During the investigation into the deadly 2006 explosion, Palm Beach County employee safety manager Brian Berke testified that, although he was confident in his county’s commitment to protecting workers’ safety, “It is my belief that only mandatory regulatory requirements, whether coming from a state or federal level, are needed to support and nurture safety efforts within the public sector.”
Brody, the former AFSCME staffer, acknowledged the importance of the union difference, but also, its limitations.
“Many public-sector unions, including ours, have tried to include safety language in our contracts,” Brody testified. Unfortunately, in many cases, he said, this language had “really no teeth, and you have no way to back it with administrative criminal sanctions and violations.”
Even today, the difference in protections afforded to the public and private sectors is apparent. Nationally, state and local government workers in 2022 suffered an injury rate that was 81% higher than the reported rate in the private sector, where workers still have to contend with a federal enforcement agency that is underfunded and understaffed.
Hundreds of working Floridians employed by private companies or contractors still die on the job each year, and sometimes, it’s because their employer failed to follow the rules to keep them safe.
In Florida, there are just about 50 federal OSHA compliance officers to go around, and that’s covering a private sector workforce of millions. If Florida were to adopt a state OSHA plan that covered both sectors, this could reasonably help enhance workplace safety not just in the public sector, but in the private sector, too.
The cost of creating such a plan likely wouldn’t come cheap. But there’s also reason to believe it could ultimately deliver cost-savings, and DeSantis hasn’t been shy in bragging about the state’s budget surplus.
“By keeping our economy open, maintaining a low tax environment, and being fiscally responsible, Florida’s budget reserves have never been stronger,” DeSantis shared in a statement in 2022, announcing a record $21.8 billion budget surplus. “While Washington, D.C., has consistently gotten things wrong, Florida has consistently done things right.”

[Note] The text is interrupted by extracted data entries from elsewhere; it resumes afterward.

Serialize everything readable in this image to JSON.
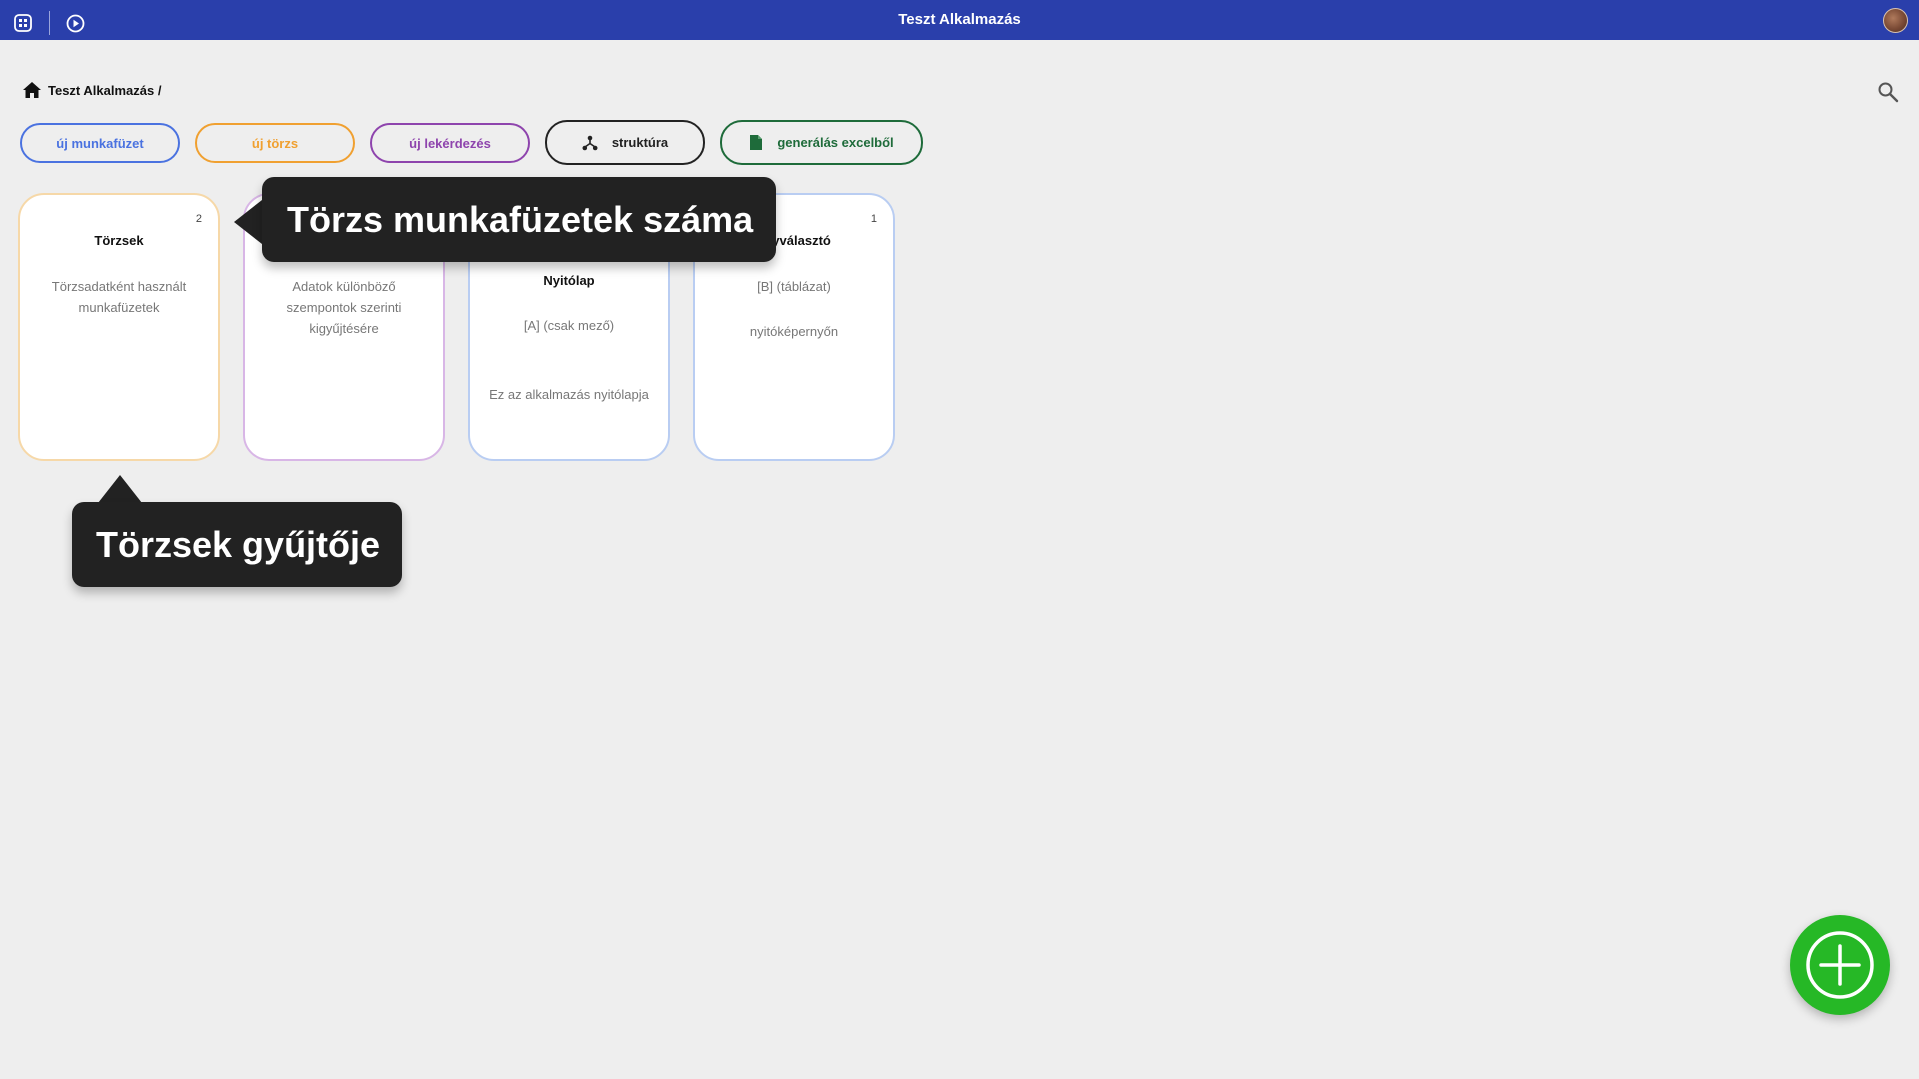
{
  "app": {
    "title": "Teszt Alkalmazás"
  },
  "topbar": {
    "icons": [
      "apps-grid-icon",
      "play-circle-icon"
    ],
    "avatar": "user-avatar"
  },
  "breadcrumb": {
    "label": "Teszt Alkalmazás /"
  },
  "actions": [
    {
      "label": "új munkafüzet",
      "color": "#4a72e0"
    },
    {
      "label": "új törzs",
      "color": "#f0a030"
    },
    {
      "label": "új lekérdezés",
      "color": "#8e44ad"
    },
    {
      "label": "struktúra",
      "color": "#222222",
      "icon": "hierarchy-icon"
    },
    {
      "label": "generálás excelből",
      "color": "#1e6b3a",
      "icon": "document-icon"
    }
  ],
  "cards": [
    {
      "title": "Törzsek",
      "count": "2",
      "description": "Törzsadatként használt munkafüzetek",
      "border": "#f6d8a8"
    },
    {
      "title": "",
      "count": "",
      "description": "Adatok különböző szempontok szerinti kigyűjtésére",
      "border": "#d8b6e6"
    },
    {
      "title": "Nyitólap",
      "count": "",
      "type": "[A] (csak mező)",
      "description": "Ez az alkalmazás nyitólapja",
      "border": "#b9cdf2"
    },
    {
      "title": "ényválasztó",
      "count": "1",
      "type": "[B] (táblázat)",
      "description": "nyitóképernyőn",
      "border": "#b9cdf2"
    }
  ],
  "tooltips": {
    "count_tip": "Törzs munkafüzetek száma",
    "collection_tip": "Törzsek gyűjtője"
  },
  "fab": {
    "icon": "plus-circle-icon"
  }
}
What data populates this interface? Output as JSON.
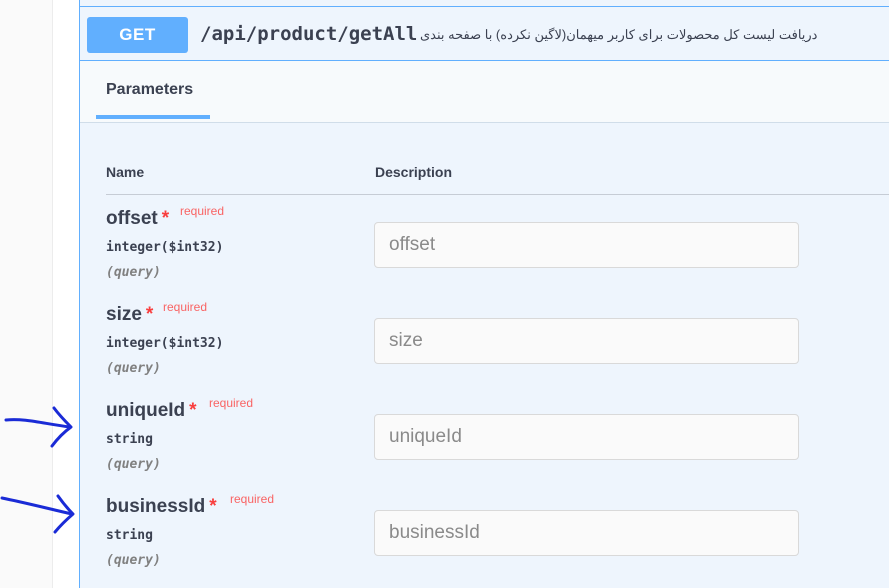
{
  "operation": {
    "method": "GET",
    "path": "/api/product/getAll",
    "description": "دریافت لیست کل محصولات برای کاربر میهمان(لاگین نکرده) با صفحه بندی"
  },
  "tabs": {
    "parameters": "Parameters"
  },
  "table": {
    "name_header": "Name",
    "description_header": "Description"
  },
  "parameters": [
    {
      "name": "offset",
      "required_mark": "*",
      "required_label": "required",
      "type": "integer($int32)",
      "in": "(query)",
      "placeholder": "offset"
    },
    {
      "name": "size",
      "required_mark": "*",
      "required_label": "required",
      "type": "integer($int32)",
      "in": "(query)",
      "placeholder": "size"
    },
    {
      "name": "uniqueId",
      "required_mark": "*",
      "required_label": "required",
      "type": "string",
      "in": "(query)",
      "placeholder": "uniqueId"
    },
    {
      "name": "businessId",
      "required_mark": "*",
      "required_label": "required",
      "type": "string",
      "in": "(query)",
      "placeholder": "businessId"
    }
  ],
  "colors": {
    "get_blue": "#61affe",
    "required_red": "#f93e3e",
    "annotation_ink": "#1a2bd6"
  }
}
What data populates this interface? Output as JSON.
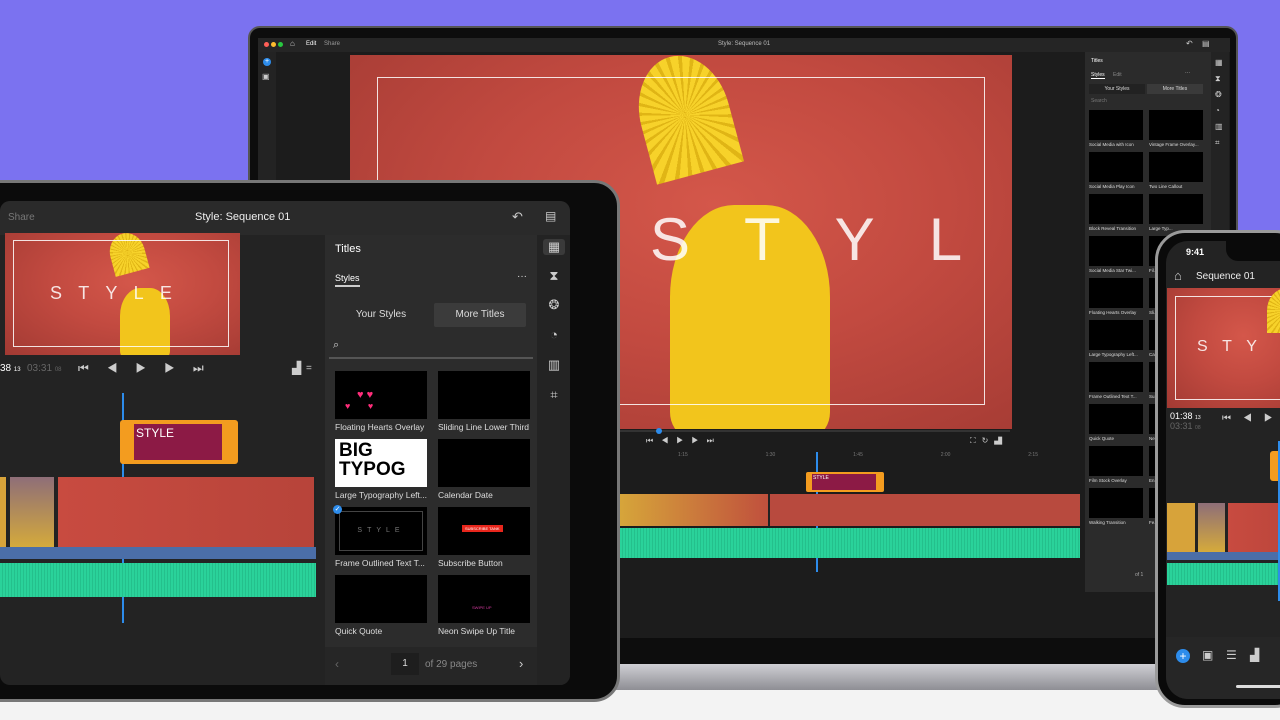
{
  "colors": {
    "background": "#7b72f0",
    "accent": "#2d8ceb",
    "title_clip": "#f39c1f",
    "title_clip_fill": "#8c1a45",
    "audio": "#2ad29a"
  },
  "laptop": {
    "tabs": [
      "Edit",
      "Share"
    ],
    "title": "Style: Sequence 01",
    "preview_text": "STYLE",
    "panel": {
      "title": "Titles",
      "tabs": [
        "Styles",
        "Edit"
      ],
      "more": "···",
      "buttons": [
        "Your Styles",
        "More Titles"
      ],
      "search_placeholder": "Search",
      "items": [
        "Social Media with Icon",
        "Vintage Frame Overlay...",
        "Social Media Play Icon",
        "Two Line Callout",
        "Block Reveal Transition",
        "Large Typ...",
        "Social Media Star Twi...",
        "Fil...",
        "Floating Hearts Overlay",
        "Sli...",
        "Large Typography Left...",
        "Ca...",
        "Frame Outlined Text T...",
        "Su...",
        "Quick Quote",
        "Ne...",
        "Film Stock Overlay",
        "En...",
        "Walking Transition",
        "Fe..."
      ],
      "page_of": "of 1"
    },
    "ruler": [
      "1:15",
      "1:30",
      "1:45",
      "2:00",
      "2:15"
    ],
    "clip_label": "STYLE"
  },
  "tablet": {
    "share": "Share",
    "title": "Style: Sequence 01",
    "preview_text": "STYLE",
    "time_current": "38",
    "time_current_frames": "13",
    "time_total": "03:31",
    "time_total_frames": "08",
    "clip_label": "STYLE",
    "panel": {
      "title": "Titles",
      "tab": "Styles",
      "more": "···",
      "your_styles": "Your Styles",
      "more_titles": "More Titles",
      "items": [
        {
          "label": "Floating Hearts Overlay"
        },
        {
          "label": "Sliding Line Lower Third"
        },
        {
          "label": "Large Typography Left...",
          "thumb_text": "BIG TYPOG"
        },
        {
          "label": "Calendar Date"
        },
        {
          "label": "Frame Outlined Text T...",
          "thumb_text": "STYLE"
        },
        {
          "label": "Subscribe Button",
          "thumb_text": "SUBSCRIBE TANK"
        },
        {
          "label": "Quick Quote"
        },
        {
          "label": "Neon Swipe Up Title",
          "thumb_text": "SWIPE UP"
        }
      ],
      "page": "1",
      "page_of": "of 29 pages"
    }
  },
  "phone": {
    "clock": "9:41",
    "title": "Sequence 01",
    "preview_text": "STY",
    "time_current": "01:38",
    "time_current_frames": "13",
    "time_total": "03:31",
    "time_total_frames": "08"
  }
}
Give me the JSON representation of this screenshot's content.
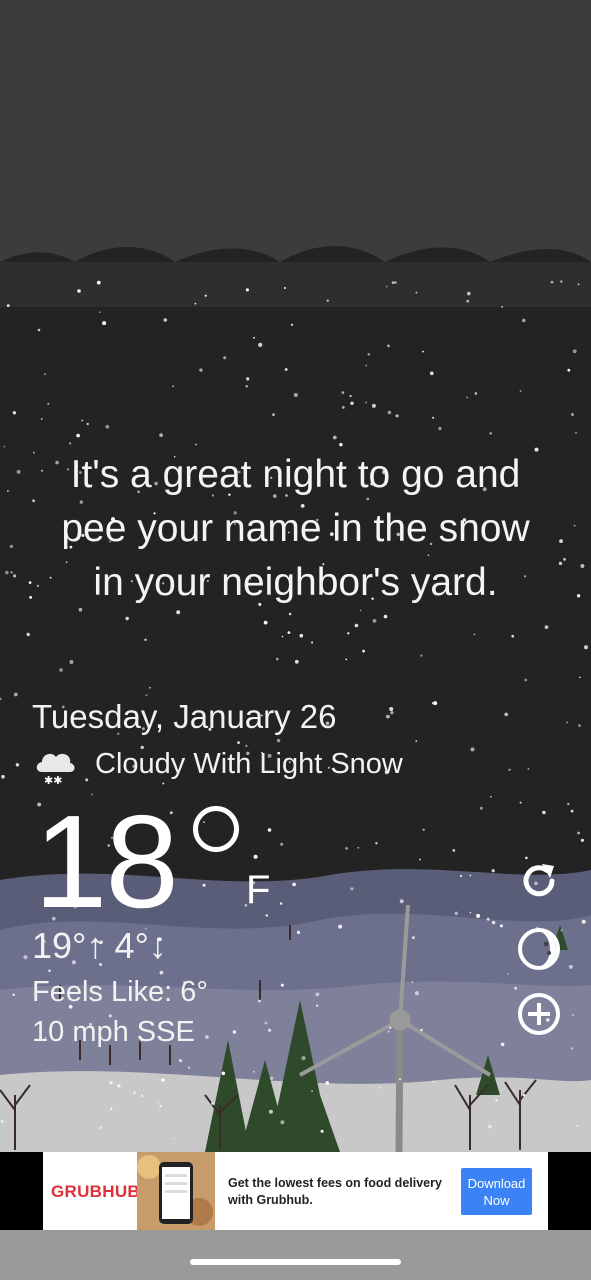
{
  "message": {
    "line1": "It's a great night to go and",
    "line2": "pee your name in the snow",
    "line3": "in your neighbor's yard."
  },
  "weather": {
    "date": "Tuesday, January 26",
    "condition_icon": "cloud-snow-icon",
    "condition": "Cloudy With Light Snow",
    "temperature": "18",
    "unit": "F",
    "high_low": "19°↑ 4°↓",
    "feels_like": "Feels Like: 6°",
    "wind": "10 mph SSE"
  },
  "side_buttons": [
    "refresh-icon",
    "moon-phase-icon",
    "add-location-icon"
  ],
  "ad": {
    "brand": "GRUBHUB",
    "text": "Get the lowest fees on food delivery with Grubhub.",
    "cta": "Download Now"
  },
  "colors": {
    "sky_top": "#3a3a3a",
    "sky_night": "#222222",
    "hills": "#7c7f9a",
    "snow_ground": "#c9c9c9",
    "trees": "#2f4a2a",
    "ad_cta": "#3b82f6",
    "ad_brand": "#e0303a"
  }
}
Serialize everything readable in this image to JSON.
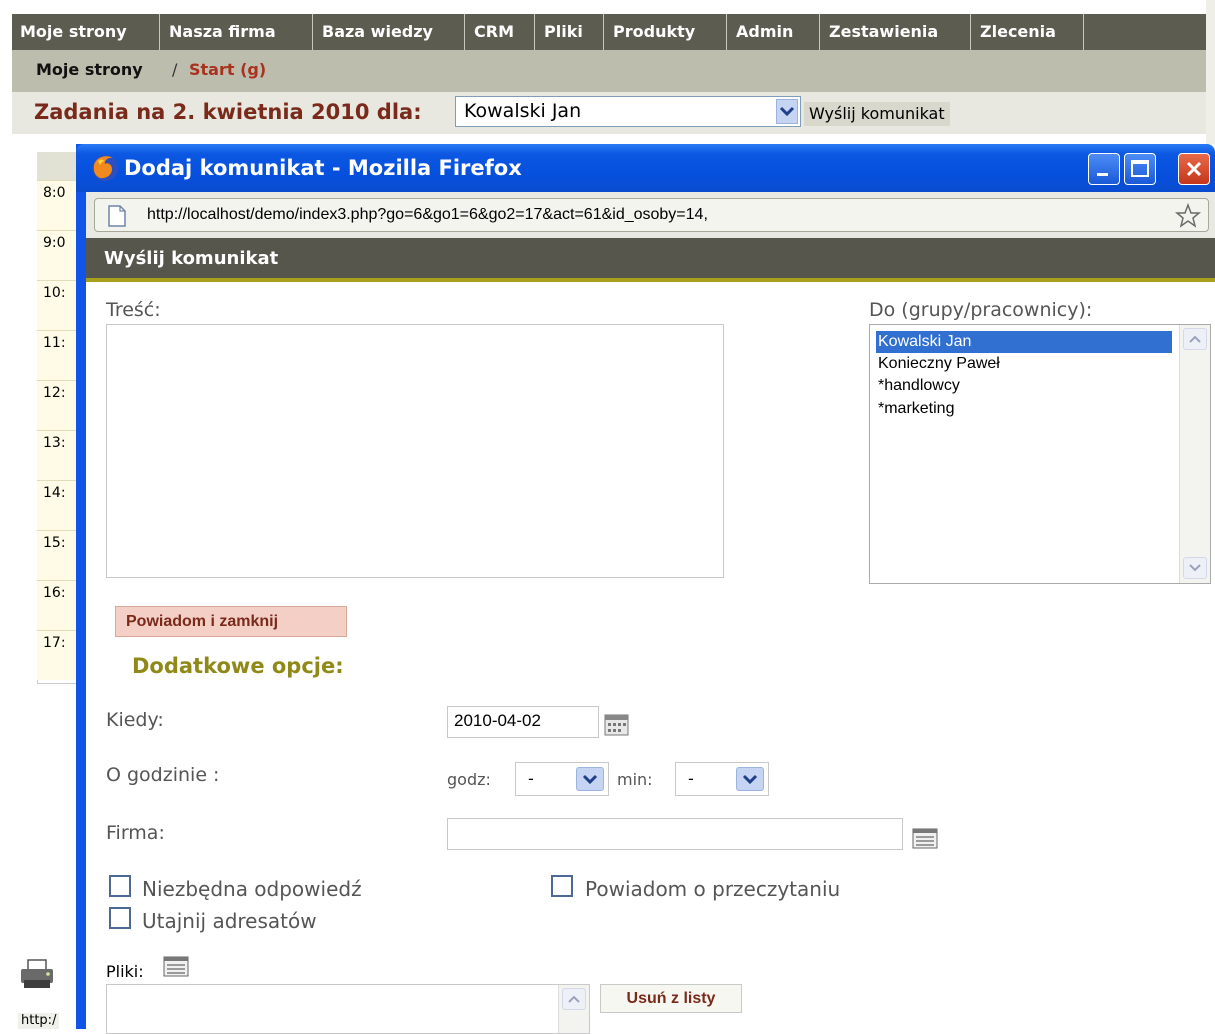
{
  "nav": {
    "tabs": [
      {
        "label": "Moje strony"
      },
      {
        "label": "Nasza firma"
      },
      {
        "label": "Baza wiedzy"
      },
      {
        "label": "CRM"
      },
      {
        "label": "Pliki"
      },
      {
        "label": "Produkty"
      },
      {
        "label": "Admin"
      },
      {
        "label": "Zestawienia"
      },
      {
        "label": "Zlecenia"
      }
    ]
  },
  "breadcrumb": {
    "first": "Moje strony",
    "separator": "/",
    "current": "Start (g)"
  },
  "tasks": {
    "title": "Zadania na 2. kwietnia 2010 dla:",
    "selected_person": "Kowalski Jan",
    "send_message_label": "Wyślij komunikat"
  },
  "calendar": {
    "hours": [
      "8:0",
      "9:0",
      "10:",
      "11:",
      "12:",
      "13:",
      "14:",
      "15:",
      "16:",
      "17:"
    ]
  },
  "status_bar": {
    "text": "http:/"
  },
  "popup": {
    "window_title": "Dodaj komunikat - Mozilla Firefox",
    "url": "http://localhost/demo/index3.php?go=6&go1=6&go2=17&act=61&id_osoby=14,",
    "header_title": "Wyślij komunikat",
    "content_label": "Treść:",
    "recipients_label": "Do (grupy/pracownicy):",
    "recipients": [
      {
        "label": "Kowalski Jan",
        "selected": true
      },
      {
        "label": "Konieczny Paweł",
        "selected": false
      },
      {
        "label": "*handlowcy",
        "selected": false
      },
      {
        "label": "*marketing",
        "selected": false
      }
    ],
    "notify_close_label": "Powiadom i zamknij",
    "extra_options_title": "Dodatkowe opcje:",
    "when_label": "Kiedy:",
    "date_value": "2010-04-02",
    "time_label": "O godzinie :",
    "hour_label": "godz:",
    "hour_value": "-",
    "minute_label": "min:",
    "minute_value": "-",
    "company_label": "Firma:",
    "company_value": "",
    "checkboxes": {
      "required_reply": "Niezbędna odpowiedź",
      "read_receipt": "Powiadom o przeczytaniu",
      "hide_recipients": "Utajnij adresatów"
    },
    "files_label": "Pliki:",
    "remove_from_list_label": "Usuń z listy"
  },
  "colors": {
    "nav_bg": "#5c5c51",
    "crumb_bg": "#bdbdae",
    "accent_red": "#a8321e",
    "olive_accent": "#a7a018",
    "xp_blue": "#0c58e2",
    "selection_blue": "#3170d0"
  },
  "icons": [
    "firefox-icon",
    "minimize-icon",
    "maximize-icon",
    "close-icon",
    "page-icon",
    "bookmark-star-icon",
    "calendar-icon",
    "list-icon",
    "printer-icon",
    "chevron-down-icon"
  ]
}
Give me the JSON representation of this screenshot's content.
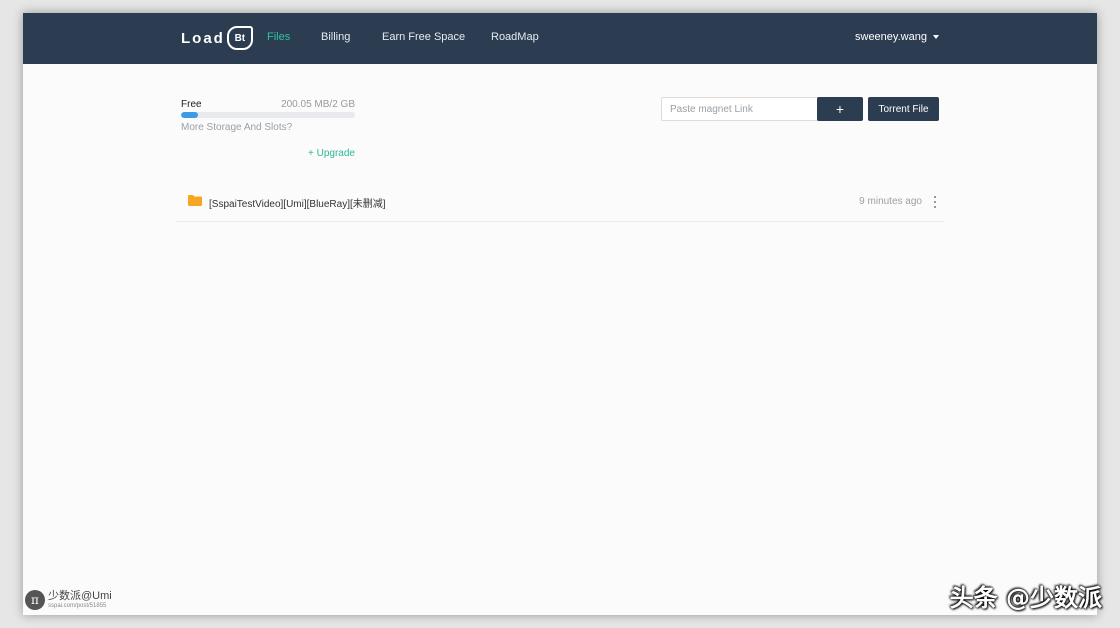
{
  "navbar": {
    "logo_text": "Load",
    "logo_badge": "Bt",
    "links": [
      {
        "label": "Files",
        "active": true
      },
      {
        "label": "Billing",
        "active": false
      },
      {
        "label": "Earn Free Space",
        "active": false
      },
      {
        "label": "RoadMap",
        "active": false
      }
    ],
    "user": "sweeney.wang"
  },
  "storage": {
    "plan_label": "Free",
    "usage": "200.05 MB/2 GB",
    "used_fraction": 0.1,
    "more_link": "More Storage And Slots?",
    "upgrade_link": "+ Upgrade"
  },
  "actions": {
    "magnet_placeholder": "Paste magnet Link",
    "add_label": "+",
    "torrent_label": "Torrent File"
  },
  "files": [
    {
      "name": "[SspaiTestVideo][Umi][BlueRay][未删减]",
      "time": "9 minutes ago",
      "icon": "folder-icon"
    }
  ],
  "colors": {
    "navbar": "#2d3d51",
    "accent": "#2fc2a2",
    "progress": "#3c9ae6",
    "folder": "#f5a623"
  },
  "watermarks": {
    "left_title": "少数派@Umi",
    "left_url": "sspai.com/post/51855",
    "right": "头条 @少数派"
  }
}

For those who have lost loved ones, or limbs to preventable accidents on the job, the relish of ample reserves might not be so sweet.
Casey Jones, widow of Clyde Jones — one of the Daytona Beach employees who died from his injuries in the 2006 explosion — used her grief to advocate for a better and safer future for others.
“On January 11, 2006, my husband and best friend, Clyde Jones, was taken from me and the children, family, friends and community who loved him,” Jones testified in front of Congress in 2007.
“The government that my husband loved and served did nothing, absolutely nothing, to provide him with a safe workplace,” she said. “They simply ignored responsibility for his safety because they did not have to provide a safe work environment as a city government.”
Doctors who treated Clyde at the hospital after the explosion, before he succumbed to his injuries, “cried uncontrollably,” said Jones, “because of their empathy for the unbearable pain they knew he was in.”
“You cannot help my husband or others that suffered, but you can help to save lives and the devastation caused by horrific injuries to the future victims and future families,” she continued. “I am here hoping that my husband’s life was not taken in vain.”
Earlier this summer, U.S. Chris Deluzio (D-PA) and Congressman Brian Fitzpatrick (R-PA) introduced bipartisan legislation that would make good on pleas by advocates to extend OSHA coverage to the full public sector.
It’s not the first attempt by members of U.S. Congress to do so, but for your neighbor, friend, family member, or partners’ sake — with state action unlikely to occur in Florida — you might hope it’s the last.